Thankfully, high school teacher Dave Consiglio knows a trick that will reduce this friction to zero: For any bill between $10 and $100, move the decimal point one space to the left, then double the number left of the decimal point.
For example, if the bill is $37.41, the first step will take you to $3.74, the second will give you $6.74. That’s a tip of 18%.
If the bill is $94.53, you’ll first land at $9.45, then at $18.45 — a 19.5% tip.
Consiglio’s formula guarantees a tip between 15% and 20%. To make it even easier, he suggests rounding up to the nearest dollar, so $7 in our first example and $19 in our second — unless you’re unhappy with the service, in which case you could round down.

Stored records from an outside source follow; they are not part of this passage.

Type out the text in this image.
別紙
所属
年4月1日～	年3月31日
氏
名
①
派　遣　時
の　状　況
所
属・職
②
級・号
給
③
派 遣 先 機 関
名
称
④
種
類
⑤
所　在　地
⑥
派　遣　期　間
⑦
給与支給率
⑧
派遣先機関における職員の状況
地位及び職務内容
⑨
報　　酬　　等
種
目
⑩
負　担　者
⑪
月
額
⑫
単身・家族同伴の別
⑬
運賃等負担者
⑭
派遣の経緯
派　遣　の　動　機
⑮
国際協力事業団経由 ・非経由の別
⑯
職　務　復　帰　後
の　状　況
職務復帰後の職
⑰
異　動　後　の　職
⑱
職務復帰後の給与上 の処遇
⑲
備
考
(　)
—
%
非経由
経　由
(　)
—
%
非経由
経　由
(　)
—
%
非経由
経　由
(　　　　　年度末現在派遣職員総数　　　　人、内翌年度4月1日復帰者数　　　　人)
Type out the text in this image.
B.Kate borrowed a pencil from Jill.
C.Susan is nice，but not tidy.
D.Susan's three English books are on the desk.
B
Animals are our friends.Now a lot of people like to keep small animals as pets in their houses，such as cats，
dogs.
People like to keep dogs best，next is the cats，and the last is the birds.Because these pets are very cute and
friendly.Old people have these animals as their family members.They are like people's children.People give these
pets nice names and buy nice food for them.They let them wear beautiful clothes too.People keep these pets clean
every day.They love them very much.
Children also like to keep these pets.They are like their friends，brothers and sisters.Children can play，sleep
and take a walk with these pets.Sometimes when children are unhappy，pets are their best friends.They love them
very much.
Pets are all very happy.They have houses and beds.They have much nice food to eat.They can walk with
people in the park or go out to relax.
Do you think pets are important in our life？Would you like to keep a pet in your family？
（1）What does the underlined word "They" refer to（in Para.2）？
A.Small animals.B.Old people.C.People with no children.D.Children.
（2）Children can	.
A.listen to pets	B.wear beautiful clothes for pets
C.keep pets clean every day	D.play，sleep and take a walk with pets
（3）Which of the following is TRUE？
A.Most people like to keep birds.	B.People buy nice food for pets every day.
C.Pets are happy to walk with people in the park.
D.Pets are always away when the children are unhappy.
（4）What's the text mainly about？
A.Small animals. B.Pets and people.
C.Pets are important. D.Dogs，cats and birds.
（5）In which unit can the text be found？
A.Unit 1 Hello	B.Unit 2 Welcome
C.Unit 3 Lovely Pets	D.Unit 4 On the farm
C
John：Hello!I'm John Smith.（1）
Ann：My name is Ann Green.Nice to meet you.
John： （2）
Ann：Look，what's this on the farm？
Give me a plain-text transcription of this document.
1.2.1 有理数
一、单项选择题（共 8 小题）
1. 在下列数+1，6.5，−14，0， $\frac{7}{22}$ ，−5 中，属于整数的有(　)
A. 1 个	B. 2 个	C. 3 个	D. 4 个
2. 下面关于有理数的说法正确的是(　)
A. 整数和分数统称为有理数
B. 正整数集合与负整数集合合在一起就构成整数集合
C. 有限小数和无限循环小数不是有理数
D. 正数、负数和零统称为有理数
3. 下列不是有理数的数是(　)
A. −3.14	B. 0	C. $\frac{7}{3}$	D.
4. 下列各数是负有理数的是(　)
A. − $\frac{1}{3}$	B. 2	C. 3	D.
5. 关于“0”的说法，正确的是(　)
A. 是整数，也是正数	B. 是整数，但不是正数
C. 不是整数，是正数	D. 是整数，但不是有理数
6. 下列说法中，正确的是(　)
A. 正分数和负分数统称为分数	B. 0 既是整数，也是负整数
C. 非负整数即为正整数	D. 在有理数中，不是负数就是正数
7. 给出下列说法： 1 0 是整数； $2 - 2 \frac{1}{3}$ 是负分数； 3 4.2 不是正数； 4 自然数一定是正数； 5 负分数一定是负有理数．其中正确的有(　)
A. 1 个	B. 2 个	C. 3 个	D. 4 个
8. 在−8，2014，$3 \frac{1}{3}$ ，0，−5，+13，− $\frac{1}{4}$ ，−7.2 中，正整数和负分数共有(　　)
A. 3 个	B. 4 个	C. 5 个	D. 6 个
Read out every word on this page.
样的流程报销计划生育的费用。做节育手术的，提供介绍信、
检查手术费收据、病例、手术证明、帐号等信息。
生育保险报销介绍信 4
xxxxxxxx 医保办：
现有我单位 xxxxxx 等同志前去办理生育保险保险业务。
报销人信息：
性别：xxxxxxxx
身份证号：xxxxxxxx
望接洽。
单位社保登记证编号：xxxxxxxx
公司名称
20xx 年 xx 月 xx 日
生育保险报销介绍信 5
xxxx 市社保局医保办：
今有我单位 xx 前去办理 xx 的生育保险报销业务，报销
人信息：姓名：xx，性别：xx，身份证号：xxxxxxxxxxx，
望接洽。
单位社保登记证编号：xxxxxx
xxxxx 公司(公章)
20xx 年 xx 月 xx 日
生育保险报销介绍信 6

The math behind this formula is quite complex, but in essence, you’re using a floor function to add a varying amount on top of a 10% base tip. You’ll tip 15% at worst (when the bill is $19.99) and 20% at best (when the bill is $10, $20, etc.), but, and this is the important part, you’ll tip 18.8% on average — and on autopilot.
Consiglio even offers a solution for the occasional, three-digit bill: Just double the first two numbers. If your bill is $174.50, give a $34 tip. That’s 19.5%. If it’s $384.79 (now that’s some expensive sushi), tip $76, which is 19.8%.
Tipping is a complex, cultural phenomenon. Yes, not everyone can afford to tip a lot. Yes, sometimes, bad service must not be rewarded. But unless you live in one of the few countries where tips aren’t necessary because service is included in food prices, it is important to understand how essential tips are to service workers’ survival.
Tip generously whenever you can. It’s the right thing to do, and with the formula you just learned, it’ll never take more than a few seconds.